Der Ökonom Martin Werding, Mitglied des Sachverständigenrats und der Rentenkommission, warnt die Regierungskoalition davor, das Reformpaket wieder zu öffnen. Die Rente mit 63 sei eine Sonderregel für Gutverdiener, so Werding. Er fürchtet, dass das Herausnehmen einzelner Maßnahmen das gesamte Paket gefährdet.
Kritik an Sonderregeln und Paketgefährdung
Die abschlagsfreie Rente nach 45 Beitragsjahren, bekannt als Rente mit 63, sei eine Sonderregel für Arbeitnehmer mit überdurchschnittlichem Einkommen, sagte Werding zu "Capital".
"Lässt man den Gutversorgten ihre Sonderregeln, wer soll dann noch bereit sein, die Belastungen der Reformen zu akzeptieren?"

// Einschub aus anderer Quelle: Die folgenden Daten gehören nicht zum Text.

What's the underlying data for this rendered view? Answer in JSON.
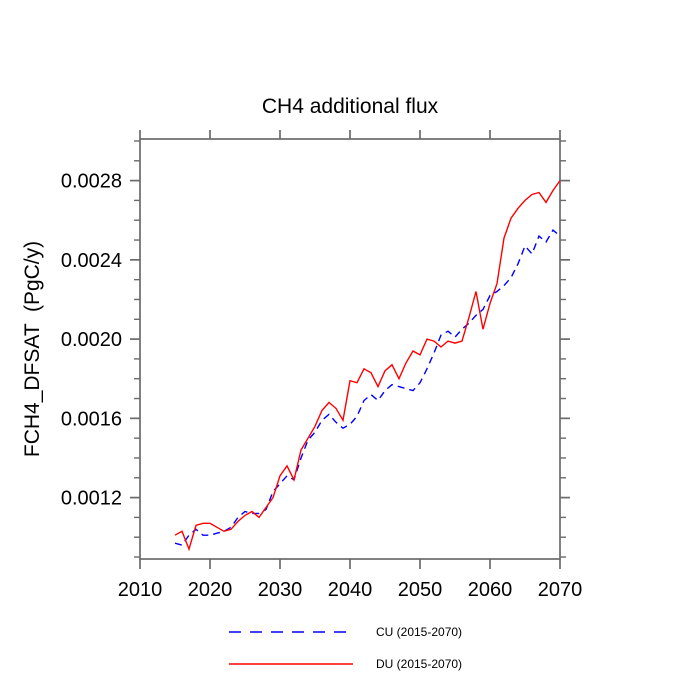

Die Kommission habe sich bemüht, die Belastungen einer großen Rentenreform für alle Beteiligten einigermaßen gleich auszubalancieren, so Werding. Das Paket enthalte Zumutungen für Arbeitnehmer, Arbeitgeber, Rentner und Selbstständige. "Diese großen Dinge müssen zusammenspielen, sonst funktioniert das Ganze nicht".
Werding reagiert damit auf Forderungen aus Union und SPD, die sich für den Fortbestand der Rente mit 63 einsetzen. Den Anfang hatten am Wochenende drei ostdeutsche CDU-Ministerpräsidenten sowie Mecklenburg-Vorpommerns Regierungschefin Manuela Schwesig (SPD) gemacht. Inzwischen gibt es ähnliche Forderungen auch von SPD-Regierungschefs aus den alten Bundesländern.
Bundeskanzler Friedrich Merz (CDU) hatte dagegen vor der Sommerpause angekündigt, die Reformvorschläge der Kommission würden nun vollständig und ohne Abstriche umgesetzt.